You don’t know the reality of your life until you start to live it.
Now start living.
The girl I know, the girl I know and love, she is not the girl I once knew. She has changed. She has become one who enjoys the world in a way that nobody else does. Her moral compass points north because her mother raised her right. Yes, she has committed her sins, but have you not? What has allowed her to continue living in her faith is knowing there’s a God who protects and treasures her enough to know that she is worth loving and experiencing a life full of joy. What is her dream? To express love and share it with those who deserve it. What more does she care about? The love she once shared with him. Why can’t she forget him? Because he meant the world to her. The love they shared was unimaginable. Her dreams with him were what she wanted to have become reality. She wanted to live for him. What changed? She woke up from the dream. The Dream that was never going to come true. The dream that suddenly became a nightmare. The dream that made her see she would never allow herself to fall that deep in love with a man at her young age and stay there for the rest of her life.
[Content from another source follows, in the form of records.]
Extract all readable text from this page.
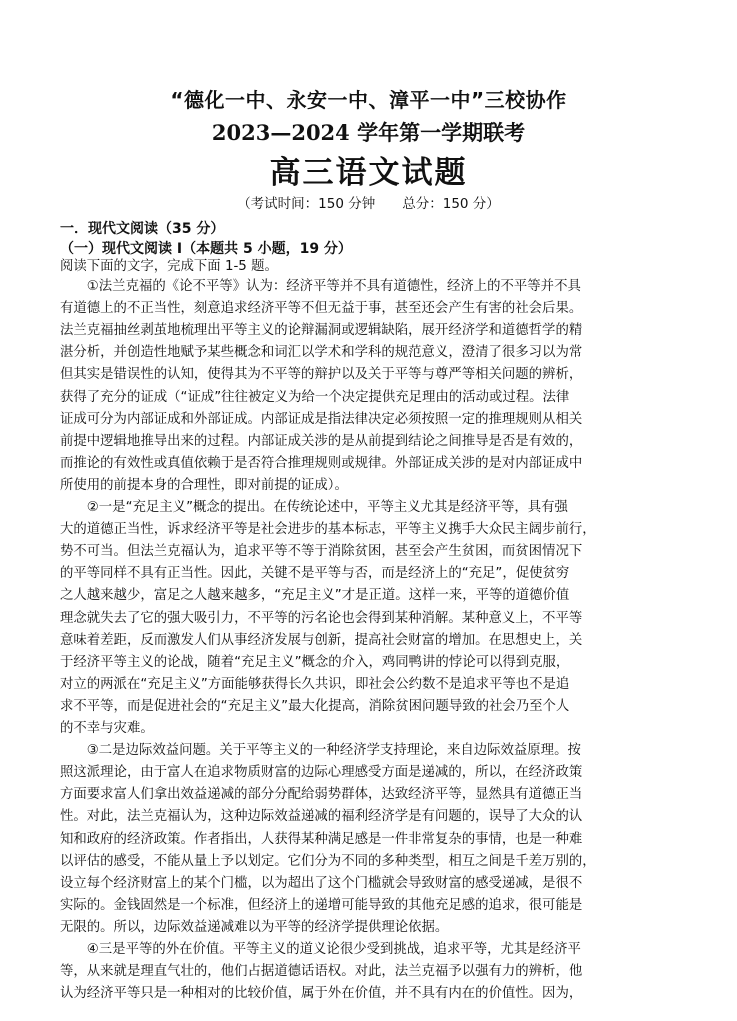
“德化一中、永安一中、漳平一中”三校协作
2023—2024 学年第一学期联考
高三语文试题
（考试时间：150 分钟　　总分：150 分）
一．现代文阅读（35 分）
（一）现代文阅读 I（本题共 5 小题，19 分）
阅读下面的文字，完成下面 1-5 题。
　　①法兰克福的《论不平等》认为：经济平等并不具有道德性，经济上的不平等并不具
有道德上的不正当性，刻意追求经济平等不但无益于事，甚至还会产生有害的社会后果。
法兰克福抽丝剥茧地梳理出平等主义的论辩漏洞或逻辑缺陷，展开经济学和道德哲学的精
湛分析，并创造性地赋予某些概念和词汇以学术和学科的规范意义，澄清了很多习以为常
但其实是错误性的认知，使得其为不平等的辩护以及关于平等与尊严等相关问题的辨析，
获得了充分的证成（“证成”往往被定义为给一个决定提供充足理由的活动或过程。法律
证成可分为内部证成和外部证成。内部证成是指法律决定必须按照一定的推理规则从相关
前提中逻辑地推导出来的过程。内部证成关涉的是从前提到结论之间推导是否是有效的，
而推论的有效性或真值依赖于是否符合推理规则或规律。外部证成关涉的是对内部证成中
所使用的前提本身的合理性，即对前提的证成）。
　　②一是“充足主义”概念的提出。在传统论述中，平等主义尤其是经济平等，具有强
大的道德正当性，诉求经济平等是社会进步的基本标志，平等主义携手大众民主阔步前行，
势不可当。但法兰克福认为，追求平等不等于消除贫困，甚至会产生贫困，而贫困情况下
的平等同样不具有正当性。因此，关键不是平等与否，而是经济上的“充足”，促使贫穷
之人越来越少，富足之人越来越多，“充足主义”才是正道。这样一来，平等的道德价值
理念就失去了它的强大吸引力，不平等的污名论也会得到某种消解。某种意义上，不平等
意味着差距，反而激发人们从事经济发展与创新，提高社会财富的增加。在思想史上，关
于经济平等主义的论战，随着“充足主义”概念的介入，鸡同鸭讲的悖论可以得到克服，
对立的两派在“充足主义”方面能够获得长久共识，即社会公约数不是追求平等也不是追
求不平等，而是促进社会的“充足主义”最大化提高，消除贫困问题导致的社会乃至个人
的不幸与灾难。
　　③二是边际效益问题。关于平等主义的一种经济学支持理论，来自边际效益原理。按
照这派理论，由于富人在追求物质财富的边际心理感受方面是递减的，所以，在经济政策
方面要求富人们拿出效益递减的部分分配给弱势群体，达致经济平等，显然具有道德正当
性。对此，法兰克福认为，这种边际效益递减的福利经济学是有问题的，误导了大众的认
知和政府的经济政策。作者指出，人获得某种满足感是一件非常复杂的事情，也是一种难
以评估的感受，不能从量上予以划定。它们分为不同的多种类型，相互之间是千差万别的，
设立每个经济财富上的某个门槛，以为超出了这个门槛就会导致财富的感受递减，是很不
实际的。金钱固然是一个标准，但经济上的递增可能导致的其他充足感的追求，很可能是
无限的。所以，边际效益递减难以为平等的经济学提供理论依据。
　　④三是平等的外在价值。平等主义的道义论很少受到挑战，追求平等，尤其是经济平
等，从来就是理直气壮的，他们占据道德话语权。对此，法兰克福予以强有力的辨析，他
认为经济平等只是一种相对的比较价值，属于外在价值，并不具有内在的价值性。因为，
She would not do that to herself. He wouldn’t allow it. He loved her too much. He loved her too much to allow her to settle down at such a young age. So he left. He left because he couldn’t bear the thought of having to see her beautiful face each day after another. He left because he knew it was what was best for both of them. Yet somehow, they both knew, in their hearts that their love was unsurmountable. The kind of love that two people can have without each other’s presence. The kind of love that … is gone. Why go there?
The dream is dead.
Time to clear out my photo stream to make space for the last year of school moments.
Lots of rage. So I run. And I pray. And I dance. All with the purpose of ridding my heart of the one thing that prevents me from loving sometimes.